The lies and half truths behind our words

This week’s Mediahuis Irish regional newspapers’ column.

Michael Commane

Words are fascinating. The older I get the more fascinated I am with them. As I wrote that sentence I was wondering should I have written ‘by’ rather than ‘with’. And that reminds me, one day teaching German prepositions a student came late into class. 


He apologised, saying that he had slept it out. I asked him did he sleep it out or sleep it in. It turned out we had a great discussion on those small positioning words we call prepositions. Did you meet her on the bus or in the bus? 


With the current wars in the Middle East and in Ukraine there has been much discussion about war crimes, crimes against humanity and indeed, people have spoken about a just war.
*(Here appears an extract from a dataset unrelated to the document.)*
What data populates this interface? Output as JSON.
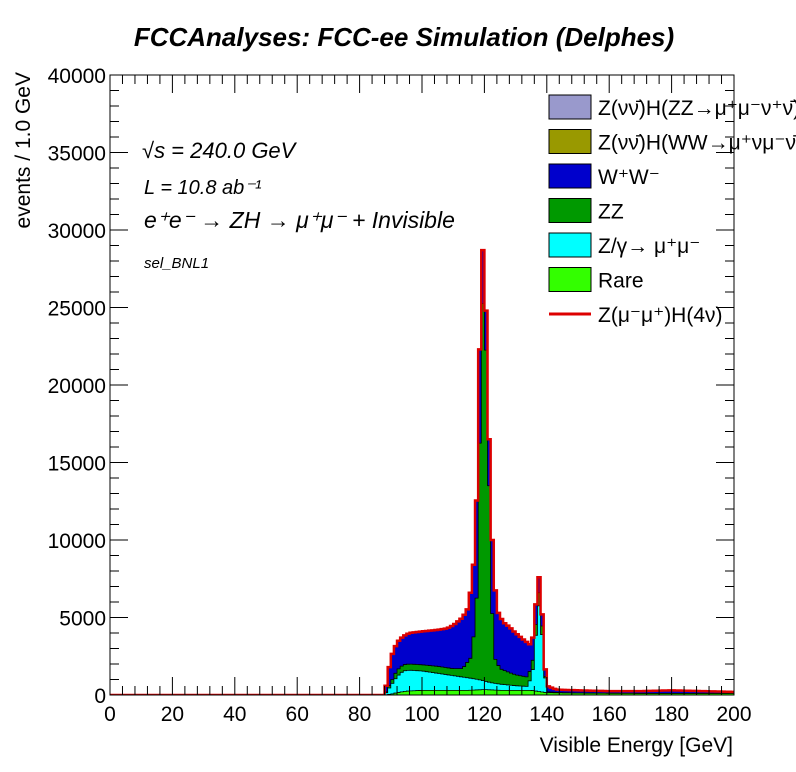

It has all stopped me in my tracks and I have been asking myself is war itself not a crime. 


When Russian tanks rolled into Ukraine the Russians refused to call it a war, instead they called it a Special Military Operation, indeed they are still calling it that. And we in the West laugh at the misnomer. Of course it’s a war with all the horrible and evil consequences of a bloody war. By calling it a Special Military Operation the Russians, at least in the early days, were attempting to make it sound less savage. 
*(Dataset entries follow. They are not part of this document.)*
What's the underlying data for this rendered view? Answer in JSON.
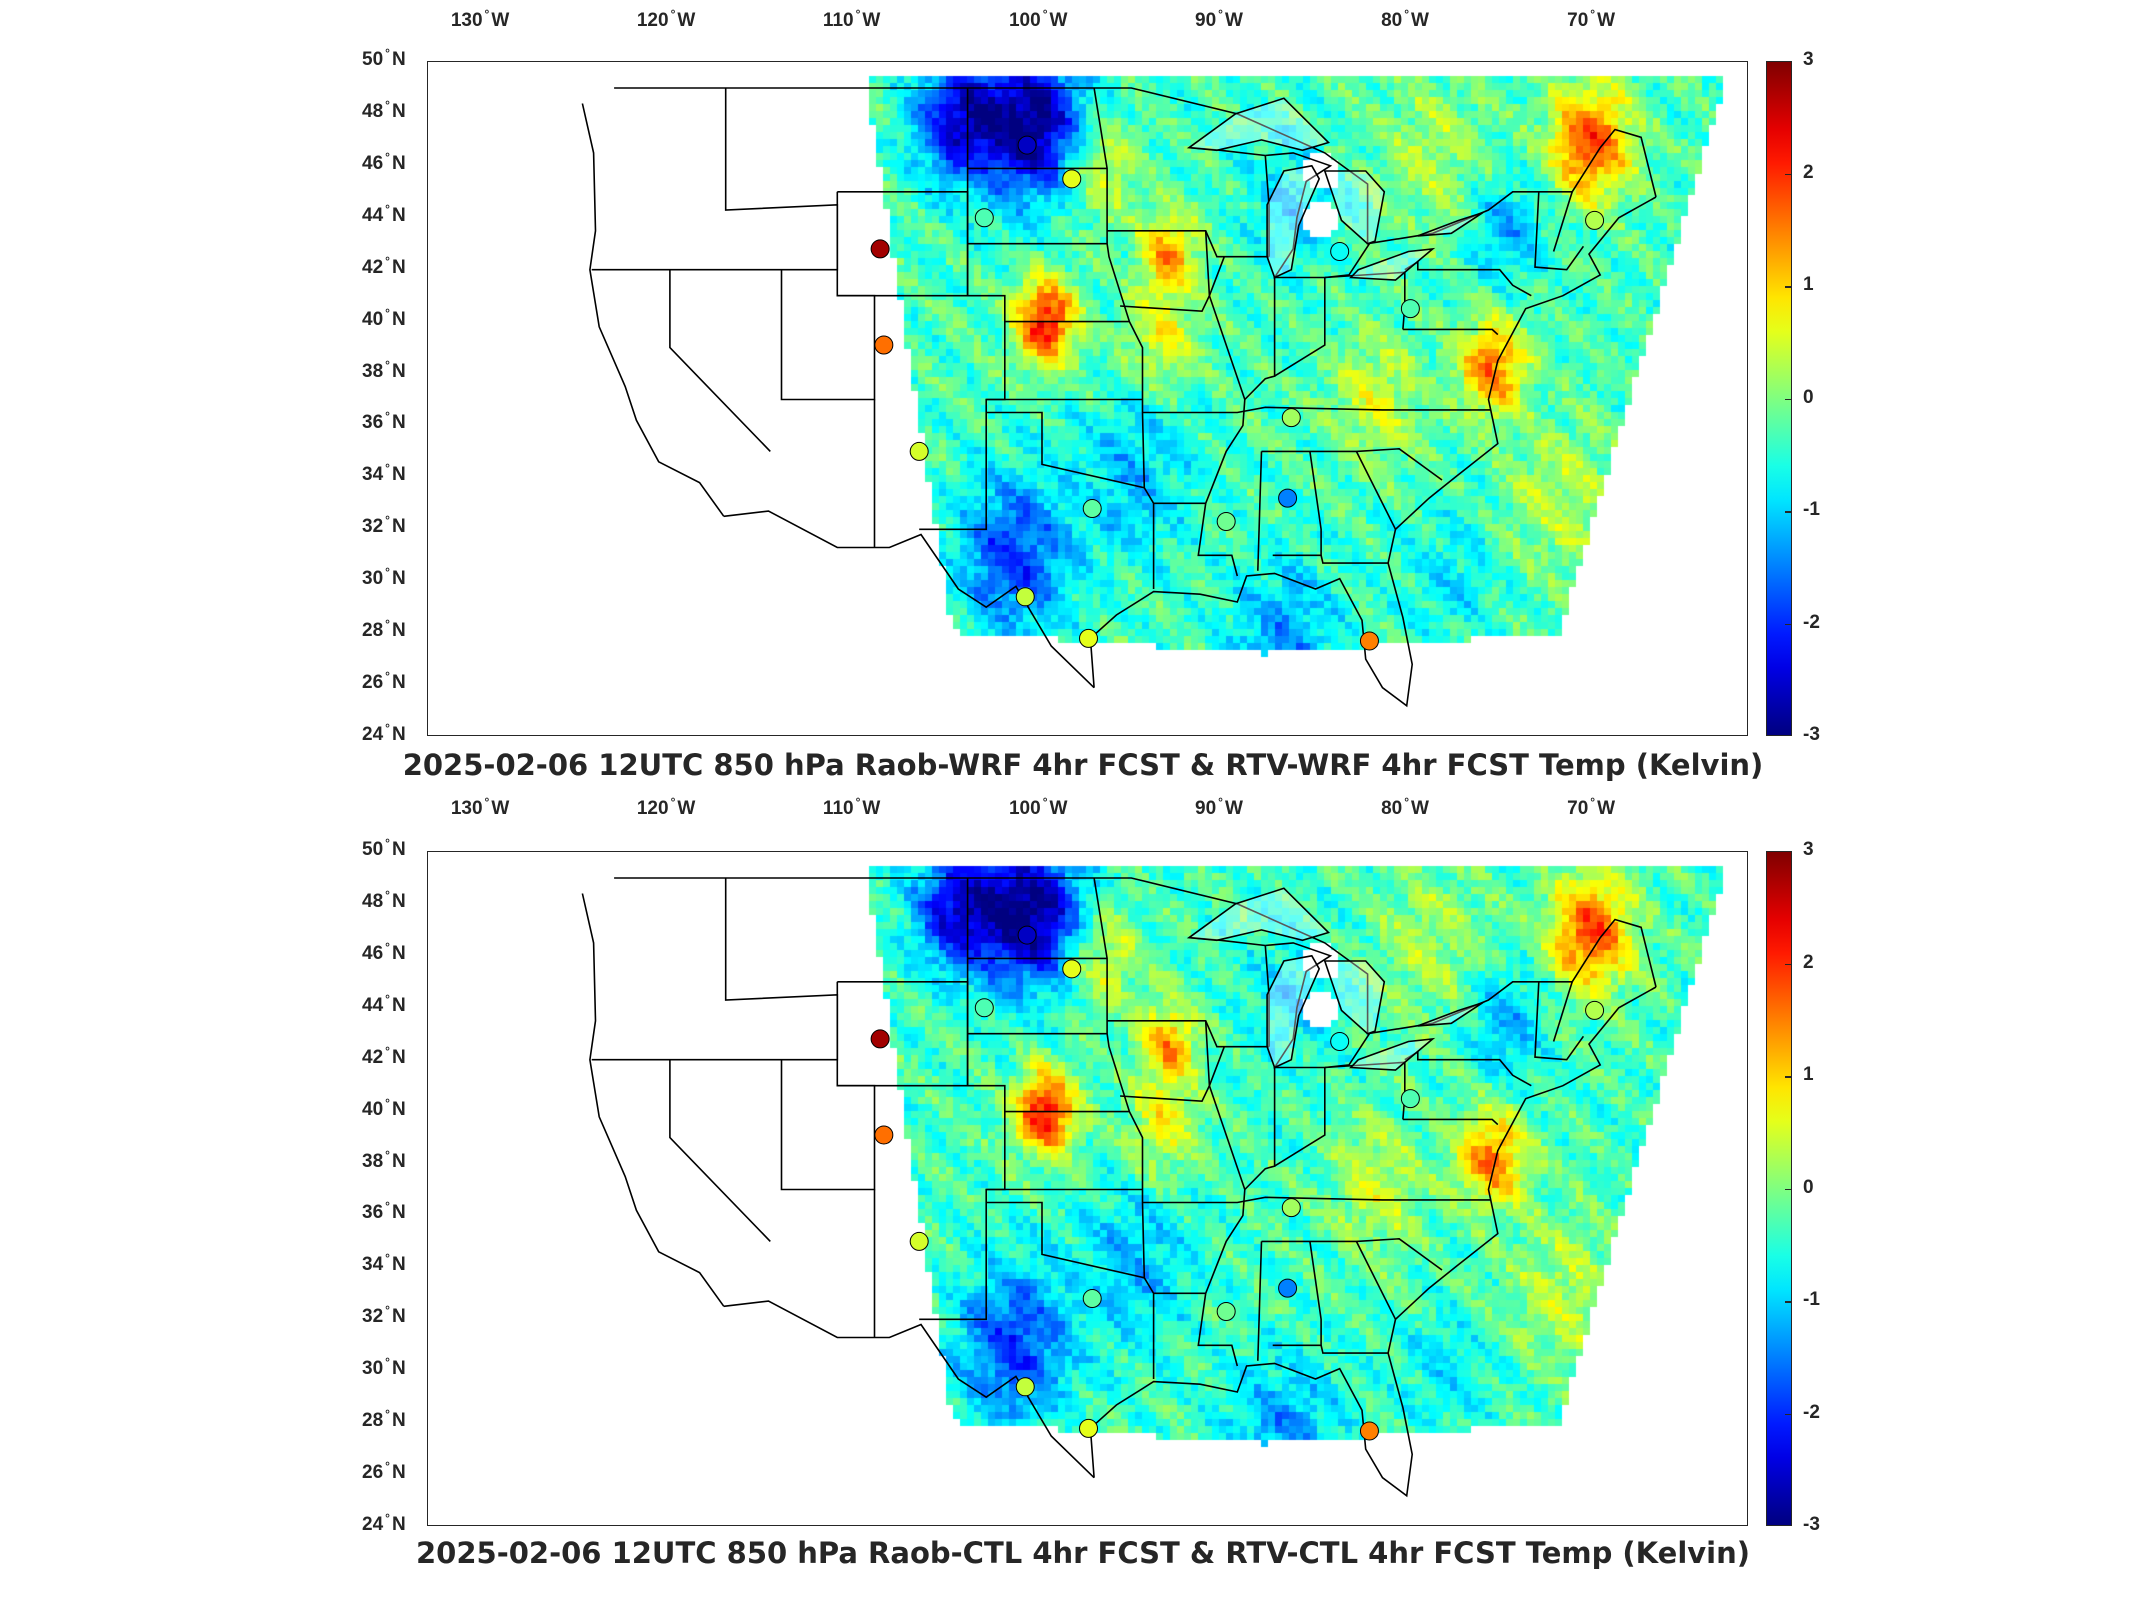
{
  "panels": [
    {
      "title": "2025-02-06 12UTC 850 hPa Raob-WRF 4hr FCST & RTV-WRF 4hr FCST Temp (Kelvin)"
    },
    {
      "title": "2025-02-06 12UTC 850 hPa Raob-CTL 4hr FCST & RTV-CTL 4hr FCST Temp (Kelvin)"
    }
  ],
  "lon_ticks": [
    {
      "deg": "130",
      "hemi": "W"
    },
    {
      "deg": "120",
      "hemi": "W"
    },
    {
      "deg": "110",
      "hemi": "W"
    },
    {
      "deg": "100",
      "hemi": "W"
    },
    {
      "deg": "90",
      "hemi": "W"
    },
    {
      "deg": "80",
      "hemi": "W"
    },
    {
      "deg": "70",
      "hemi": "W"
    }
  ],
  "lat_ticks": [
    {
      "deg": "50",
      "hemi": "N"
    },
    {
      "deg": "48",
      "hemi": "N"
    },
    {
      "deg": "46",
      "hemi": "N"
    },
    {
      "deg": "44",
      "hemi": "N"
    },
    {
      "deg": "42",
      "hemi": "N"
    },
    {
      "deg": "40",
      "hemi": "N"
    },
    {
      "deg": "38",
      "hemi": "N"
    },
    {
      "deg": "36",
      "hemi": "N"
    },
    {
      "deg": "34",
      "hemi": "N"
    },
    {
      "deg": "32",
      "hemi": "N"
    },
    {
      "deg": "30",
      "hemi": "N"
    },
    {
      "deg": "28",
      "hemi": "N"
    },
    {
      "deg": "26",
      "hemi": "N"
    },
    {
      "deg": "24",
      "hemi": "N"
    }
  ],
  "colorbar": {
    "min": -3,
    "max": 3,
    "colormap": "jet",
    "ticks": [
      "3",
      "2",
      "1",
      "0",
      "-1",
      "-2",
      "-3"
    ]
  },
  "stations": [
    {
      "lat": 46.8,
      "lon": -100.8,
      "v": -2.6
    },
    {
      "lat": 45.5,
      "lon": -98.4,
      "v": 0.6
    },
    {
      "lat": 44.0,
      "lon": -103.1,
      "v": -0.3
    },
    {
      "lat": 42.8,
      "lon": -108.7,
      "v": 2.8
    },
    {
      "lat": 39.1,
      "lon": -108.5,
      "v": 1.6
    },
    {
      "lat": 35.0,
      "lon": -106.6,
      "v": 0.5
    },
    {
      "lat": 32.8,
      "lon": -97.3,
      "v": -0.2
    },
    {
      "lat": 29.4,
      "lon": -100.9,
      "v": 0.4
    },
    {
      "lat": 27.8,
      "lon": -97.5,
      "v": 0.6
    },
    {
      "lat": 36.3,
      "lon": -86.6,
      "v": 0.2
    },
    {
      "lat": 32.3,
      "lon": -90.1,
      "v": -0.1
    },
    {
      "lat": 33.2,
      "lon": -86.8,
      "v": -1.5
    },
    {
      "lat": 27.7,
      "lon": -82.4,
      "v": 1.5
    },
    {
      "lat": 42.7,
      "lon": -84.0,
      "v": -0.7
    },
    {
      "lat": 40.5,
      "lon": -80.2,
      "v": -0.3
    },
    {
      "lat": 43.9,
      "lon": -70.3,
      "v": 0.3
    }
  ]
}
Both Ukraine and Russia are downplaying or keeping silent about the number of soldiers killed and wounded. It is estimated the Russians have lost 120,000 and the Ukrainians 70,000.


When we learned about the Bucha massacre in the early days of the war we spoke about war crimes. Again, is war itself not a crime?


Expressions such as collateral damage, even the word casualties take the edge off the suffering. In ways it makes a desperate unimaginable situation polite. It sanitises the awfulness of it all.


Words can be mysterious. They can give meaning to things but they can also be used to hide the real meaning. Is that what propaganda is?


And then there are the oxymorons and we trip them off our tongue without the slightest embarrassment. The one that always comes to mind for me is a ‘civil war’. Surely a war is anything but civil. Other examples: ill-health, the living dead, a deafening silence, a militant pacifist.


During this current war in Palestine we are constantly hearing words that try to lessen the horror. One moment the Americans are saying they are on the side of the Israelis, the next moment they are pleading for ‘humanitarian aid’. How can you be killing people and trying to protect them at the same time.

 

Have you noticed that people are no longer dying, instead they are passing on or passing away. There is something ironic about using such an expression at a time when there is less talk about a life after death.


Why have we stopped talking about dying and death? Is it that it sounds impolite? It might not be PC? Of far less importance but really worth mentioning is the advertising trick of the ‘free gift’. A gift of its nature is free. Lastly, we are no longer passengers. We are now all customers? I’m lost for words.